Simon Cowell Says “I’m Sorry”
Simon apologizes for making Susan Boyle, kids, cry
- Carrie Seim
Stop the presses — Simon Cowell, cruelest of the cruel, just apologized.
In a lengthy and frank essay for the Daily Mail, the American Idol and Britain’s Got Talent host sounds like he might even have an actual heart.
Simon discusses the recent breakdowns of 10-year-old Hollie Steel, 11-year-old Aidan Davis and crazy-lady-year-old Susan Boyle on Britain’s Got Talent, which Simon hosts and produces.
“I’m the first to hold my hands up and admit I’ve made mistakes,” he writes, adding, “I didn’t get into show business to make little children cry or upset a nice lady like Susan Boyle.”
Simon describes the feeling of watching 10-year-old Hollie crying as she forgot the words of her song in front of millions as “awful.”
And he admits to apologizing to Aidan after calling his street dancing “lackluster.”
“Moral of the story?” Simon writes, “I don’t always get it right.”
Simon then shares his concern for Susan Boyle and the effects the pressures of instant fame (and a loss on the show’s finale) have had on her. He catalogues his personal conversations with Susan and her family and his worry for her stability, along with his conclusion that this experience has ultimately been beneficial for her.

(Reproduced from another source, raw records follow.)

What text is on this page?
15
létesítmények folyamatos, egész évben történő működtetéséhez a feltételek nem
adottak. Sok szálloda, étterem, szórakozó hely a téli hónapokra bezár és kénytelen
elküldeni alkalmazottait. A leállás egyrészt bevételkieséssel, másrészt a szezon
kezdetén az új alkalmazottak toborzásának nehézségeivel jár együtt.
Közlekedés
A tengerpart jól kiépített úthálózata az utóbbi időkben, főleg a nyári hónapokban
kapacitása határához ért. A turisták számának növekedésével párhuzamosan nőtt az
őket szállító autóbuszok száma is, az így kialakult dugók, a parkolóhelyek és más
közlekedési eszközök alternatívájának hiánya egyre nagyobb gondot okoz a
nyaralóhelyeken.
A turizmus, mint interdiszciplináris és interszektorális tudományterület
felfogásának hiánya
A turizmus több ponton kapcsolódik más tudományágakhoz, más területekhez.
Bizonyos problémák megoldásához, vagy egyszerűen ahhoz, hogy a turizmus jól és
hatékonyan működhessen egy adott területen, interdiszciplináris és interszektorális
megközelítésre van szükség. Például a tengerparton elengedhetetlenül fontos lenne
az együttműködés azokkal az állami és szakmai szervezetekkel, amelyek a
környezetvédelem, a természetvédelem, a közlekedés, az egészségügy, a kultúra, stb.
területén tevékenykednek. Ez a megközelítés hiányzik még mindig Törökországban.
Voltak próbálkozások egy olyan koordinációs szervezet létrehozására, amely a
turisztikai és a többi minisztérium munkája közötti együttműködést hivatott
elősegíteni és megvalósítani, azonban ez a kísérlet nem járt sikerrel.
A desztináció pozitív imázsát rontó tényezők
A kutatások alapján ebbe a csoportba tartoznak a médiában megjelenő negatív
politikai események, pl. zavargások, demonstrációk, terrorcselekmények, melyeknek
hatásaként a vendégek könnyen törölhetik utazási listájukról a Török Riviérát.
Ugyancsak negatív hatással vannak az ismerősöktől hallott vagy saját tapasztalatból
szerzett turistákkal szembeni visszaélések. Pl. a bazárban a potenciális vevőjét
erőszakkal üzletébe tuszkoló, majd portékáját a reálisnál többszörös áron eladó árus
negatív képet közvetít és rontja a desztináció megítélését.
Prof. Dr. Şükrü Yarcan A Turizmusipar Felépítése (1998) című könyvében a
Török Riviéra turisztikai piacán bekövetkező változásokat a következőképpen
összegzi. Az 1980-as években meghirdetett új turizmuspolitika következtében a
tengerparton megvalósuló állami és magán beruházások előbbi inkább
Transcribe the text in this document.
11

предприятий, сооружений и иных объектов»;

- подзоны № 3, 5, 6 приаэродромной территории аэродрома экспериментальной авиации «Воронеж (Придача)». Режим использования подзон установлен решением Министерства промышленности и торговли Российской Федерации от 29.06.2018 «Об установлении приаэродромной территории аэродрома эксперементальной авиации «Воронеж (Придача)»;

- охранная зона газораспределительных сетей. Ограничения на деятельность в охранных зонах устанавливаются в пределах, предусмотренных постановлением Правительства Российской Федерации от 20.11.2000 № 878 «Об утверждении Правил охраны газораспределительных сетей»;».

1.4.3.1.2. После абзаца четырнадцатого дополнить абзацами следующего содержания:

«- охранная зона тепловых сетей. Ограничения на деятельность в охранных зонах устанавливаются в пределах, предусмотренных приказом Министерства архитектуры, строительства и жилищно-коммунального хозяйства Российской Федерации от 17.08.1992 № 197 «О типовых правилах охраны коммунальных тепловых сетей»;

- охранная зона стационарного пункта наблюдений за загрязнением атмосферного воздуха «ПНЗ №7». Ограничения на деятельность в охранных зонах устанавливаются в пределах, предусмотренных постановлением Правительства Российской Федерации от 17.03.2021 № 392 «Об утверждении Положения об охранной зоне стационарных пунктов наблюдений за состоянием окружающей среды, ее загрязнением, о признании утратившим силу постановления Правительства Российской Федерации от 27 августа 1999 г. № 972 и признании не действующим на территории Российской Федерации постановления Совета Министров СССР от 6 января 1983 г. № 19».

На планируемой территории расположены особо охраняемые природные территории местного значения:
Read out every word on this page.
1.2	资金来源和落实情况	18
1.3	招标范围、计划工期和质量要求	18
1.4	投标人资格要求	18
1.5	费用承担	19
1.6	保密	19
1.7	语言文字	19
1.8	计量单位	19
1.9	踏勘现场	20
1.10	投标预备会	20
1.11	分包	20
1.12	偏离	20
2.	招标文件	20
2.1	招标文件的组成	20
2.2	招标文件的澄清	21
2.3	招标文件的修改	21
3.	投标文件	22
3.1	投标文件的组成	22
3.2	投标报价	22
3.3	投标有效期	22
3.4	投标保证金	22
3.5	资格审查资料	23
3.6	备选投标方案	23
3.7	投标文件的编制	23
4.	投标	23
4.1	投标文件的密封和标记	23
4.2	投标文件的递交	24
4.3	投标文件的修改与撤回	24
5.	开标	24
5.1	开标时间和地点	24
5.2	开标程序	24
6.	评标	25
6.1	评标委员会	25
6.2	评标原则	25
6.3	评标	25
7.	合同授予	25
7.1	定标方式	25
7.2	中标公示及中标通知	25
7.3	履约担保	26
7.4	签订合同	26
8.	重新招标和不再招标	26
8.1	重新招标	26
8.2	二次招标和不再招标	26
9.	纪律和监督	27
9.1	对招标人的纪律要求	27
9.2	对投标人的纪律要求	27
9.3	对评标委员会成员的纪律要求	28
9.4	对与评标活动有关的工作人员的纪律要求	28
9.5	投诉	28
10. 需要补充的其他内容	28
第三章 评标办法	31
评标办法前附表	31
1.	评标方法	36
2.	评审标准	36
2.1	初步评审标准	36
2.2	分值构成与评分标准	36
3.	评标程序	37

Simon also clears up some of the mystery behind Susan’s frequent disappearing acts before Britain’s Got Talent live tour stops. He explains that Susan is allowed to participate in the tour on her own terms. Whenever she felt too exhausted, she can elect not to sing.
In a shockingly kind gesture, he adds that “the nights she has performed have been incredible.”
Could this be true? The Simon we all love to hate, admitting he’s not God’s gift to coldhearted decision making?
Or maybe it isn’t so surprising after all.
Simon has always been my favorite Idol judge, because instead of blowing smoke up anyone’s windpipe, he gives it to them straight. If they suck, they suck. And no cuddly word vomit from Paula Abdul or wishy-washy “check it, dawg” from Randy Jackson is going to change that. Simon refuses to settle for less than the best – every single night. Even if you detest him, you have to respect his brutal honesty.
So it’s refreshing to see Simon being as brutally honest about himself and his own mistakes as he is toward vulnerable contestants. As Simon says, “If, like me, you make a living from criticizing people on television, then you can’t complain when people turn the tables and criticize you.”
No criticism from us, Simon. We applaud you for a superb performance.
Although, Susan Boyle aside, we’d still like to hear one more “I’m sorry” from Simon Cowell. A formal apology for all the endless nights of v-necks and man boobs you’ve put us through. We’ll be waiting.